Questo stesso soggetto può mettere in rete anche attori esterni come le istituzioni e il terzo settore, permettendo di offrire, ad esempio, soluzioni abitative dignitose, assistenza legale e sanitaria ai braccianti nonché servizi di assistenza alle imprese per innovare il loro modello di business, oltre a concedere l’uso di un marchio che garantisce il rispetto dell’ambiente e dei diritti umani. 

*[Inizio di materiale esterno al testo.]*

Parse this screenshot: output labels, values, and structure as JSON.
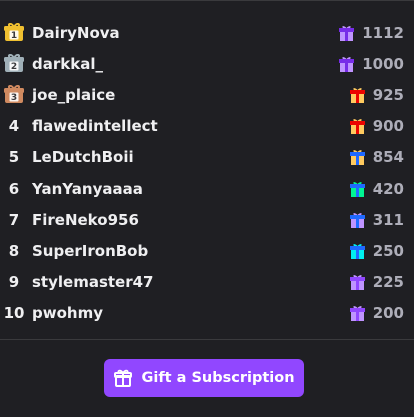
{
  "leaderboard": {
    "entries": [
      {
        "rank": "1",
        "medal": "gold",
        "name": "DairyNova",
        "amount": "1112",
        "gift_color": "#bf94ff",
        "gift_color2": "#772ce8"
      },
      {
        "rank": "2",
        "medal": "silver",
        "name": "darkkal_",
        "amount": "1000",
        "gift_color": "#bf94ff",
        "gift_color2": "#772ce8"
      },
      {
        "rank": "3",
        "medal": "bronze",
        "name": "joe_plaice",
        "amount": "925",
        "gift_color": "#ffca5f",
        "gift_color2": "#eb0400"
      },
      {
        "rank": "4",
        "medal": "",
        "name": "flawedintellect",
        "amount": "900",
        "gift_color": "#ffca5f",
        "gift_color2": "#eb0400"
      },
      {
        "rank": "5",
        "medal": "",
        "name": "LeDutchBoii",
        "amount": "854",
        "gift_color": "#ffca5f",
        "gift_color2": "#1f69ff"
      },
      {
        "rank": "6",
        "medal": "",
        "name": "YanYanyaaaa",
        "amount": "420",
        "gift_color": "#00f593",
        "gift_color2": "#1f69ff"
      },
      {
        "rank": "7",
        "medal": "",
        "name": "FireNeko956",
        "amount": "311",
        "gift_color": "#bf94ff",
        "gift_color2": "#1f69ff"
      },
      {
        "rank": "8",
        "medal": "",
        "name": "SuperIronBob",
        "amount": "250",
        "gift_color": "#00f0f0",
        "gift_color2": "#1f69ff"
      },
      {
        "rank": "9",
        "medal": "",
        "name": "stylemaster47",
        "amount": "225",
        "gift_color": "#bf94ff",
        "gift_color2": "#9147ff"
      },
      {
        "rank": "10",
        "medal": "",
        "name": "pwohmy",
        "amount": "200",
        "gift_color": "#bf94ff",
        "gift_color2": "#9147ff"
      }
    ]
  },
  "gift_button": {
    "label": "Gift a Subscription",
    "icon": "gift-icon",
    "color": "#9147ff"
  },
  "colors": {
    "background": "#1f1f23",
    "text": "#efeff1",
    "muted": "#adadb8",
    "gold": "#f0c030",
    "silver": "#a0b0b8",
    "bronze": "#d08a60"
  }
}
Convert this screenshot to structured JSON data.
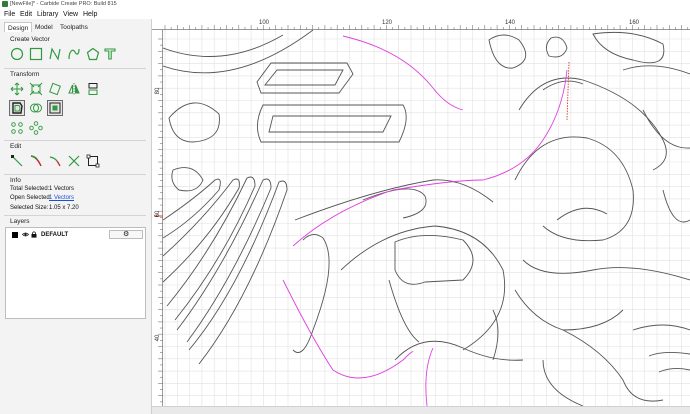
{
  "window": {
    "title": "[NewFile]* - Carbide Create PRO: Build 815"
  },
  "menu": [
    "File",
    "Edit",
    "Library",
    "View",
    "Help"
  ],
  "tabs": [
    {
      "label": "Design",
      "active": true
    },
    {
      "label": "Model",
      "active": false
    },
    {
      "label": "Toolpaths",
      "active": false
    }
  ],
  "sections": {
    "create_vector": "Create Vector",
    "transform": "Transform",
    "edit": "Edit",
    "info": "Info",
    "layers": "Layers"
  },
  "create_tools": [
    "circle-icon",
    "rectangle-icon",
    "polyline-icon",
    "curve-icon",
    "polygon-icon",
    "text-icon"
  ],
  "transform_tools": [
    "move-icon",
    "scale-icon",
    "rotate-icon",
    "mirror-icon",
    "align-icon",
    "offset-icon",
    "boolean-icon",
    "fit-icon",
    "array-grid-icon",
    "circular-array-icon"
  ],
  "edit_tools": [
    "node-edit-icon",
    "trim-icon",
    "join-icon",
    "cut-icon",
    "bounding-icon"
  ],
  "info": {
    "total_selected_label": "Total Selected:",
    "total_selected_value": "1 Vectors",
    "open_selected_label": "Open Selected:",
    "open_selected_value": "1 Vectors",
    "selected_size_label": "Selected Size:",
    "selected_size_value": "1.05 x 7.20"
  },
  "layers": [
    {
      "name": "DEFAULT",
      "color": "#000000",
      "visible": true,
      "locked": true
    }
  ],
  "ruler": {
    "top_labels": [
      "100",
      "120",
      "140",
      "160"
    ],
    "left_labels": [
      "80",
      "60",
      "40"
    ]
  },
  "colors": {
    "accent_green": "#2e9a3e",
    "selected_path": "#e040e0",
    "path": "#555555",
    "grid": "#e2e2e2",
    "cursor_red": "#d33b2c"
  }
}
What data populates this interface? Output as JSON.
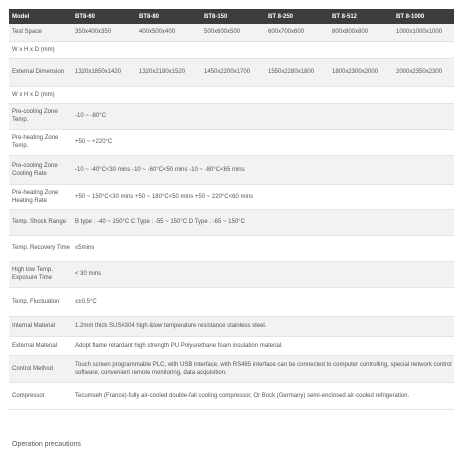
{
  "header": {
    "model": "Model",
    "models": [
      "BT8-60",
      "BT8-80",
      "BT8-150",
      "BT 8-250",
      "BT 8-512",
      "BT 8-1000"
    ]
  },
  "rows": [
    {
      "label": "Test Space",
      "values": [
        "350x400x350",
        "400x500x400",
        "500x600x500",
        "600x700x600",
        "800x800x800",
        "1000x1000x1000"
      ]
    },
    {
      "label": "W x H x D (mm)",
      "text": ""
    },
    {
      "label": "External Dimension",
      "values": [
        "1320x1850x1420",
        "1320x2180x1520",
        "1450x2200x1700",
        "1550x2280x1800",
        "1800x2300x2000",
        "2000x2350x2300"
      ]
    },
    {
      "label": "W x H x D (mm)",
      "text": ""
    },
    {
      "label": "Pre-cooling Zone Temp.",
      "text": "-10 ~ -80°C"
    },
    {
      "label": "Pre-heating Zone Temp.",
      "text": "+50 ~ +220°C"
    },
    {
      "label": "Pre-cooling Zone Cooling Rate",
      "text": "-10 ~ -40°C<30 mins    -10 ~ -60°C<50 mins    -10 ~ -80°C<65 mins"
    },
    {
      "label": "Pre-heating Zone Heating Rate",
      "text": "+50 ~ 150°C<30 mins    +50 ~ 180°C<50 mins    +50 ~ 220°C<60 mins"
    },
    {
      "label": "Temp. Shock Range",
      "text": "B type : -40 ~ 150°C    C Type : -55 ~ 150°C    D Type : -65 ~ 150°C"
    },
    {
      "label": "Temp. Recovery Time",
      "text": "≤5mins"
    },
    {
      "label": "High low Temp. Exposure Time",
      "text": "< 30 mins"
    },
    {
      "label": "Temp. Fluctuation",
      "text": "≤±0.5°C"
    },
    {
      "label": "Internal Material",
      "text": "1.2mm thick SUS#304 high &low temperature resistance stainless steel."
    },
    {
      "label": "External Material",
      "text": "Adopt flame retardant high strength PU Polyurethane foam insulation material."
    },
    {
      "label": "Control Method",
      "text": "Touch screen programmable PLC, with USB interface, with RS485 interface can be connected to computer controlling, special network control software, convenient remote monitoring, data acquisition."
    },
    {
      "label": "Compressor",
      "text": "Tecumseh (France)-fully air-cooled double-fail cooling compressor, Or Bock (Germany) semi-enclosed air-cooled refrigeration."
    }
  ],
  "footer": {
    "heading": "Operation precautions"
  }
}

Questo progetto pensato nel nostro Villaggio di Agricoltura e Giustizia è in realtà già concretezza in Italia grazie alla filiera e associazione NoCap (no caporalato) creata da Yvan Sagnet che, dopo aver vissuto lo sfruttamento sulla propria pelle, ha saputo trasformare la protesta sindacale in una proposta per cambiare il sistema. Dopo soli tre anni NoCap, che svolge questo ruolo di facilitatore nella filiera, ha tolto dalle mani dei caporali 700 lavoratori e coinvolto 20 aziende agricole e più catene di supermercati con una proposta sostenibile dal punto di vista ambientale, umano ed economico per tutti gli attori della filiera, compresi i consumatori a cui sono offerti prodotti “buoni puliti e giusti” ad un prezzo in linea con quello di mercato. 

Oggi la sfida è passare da un progetto efficace ma ancora limitato nella sua diffusione a una Strategia nazionale per l’agricoltura a livello nazionale e internazionale che faccia in modo che presto consumare prodotti buoni, puliti e giusti non sia una scelta, ma la normalità.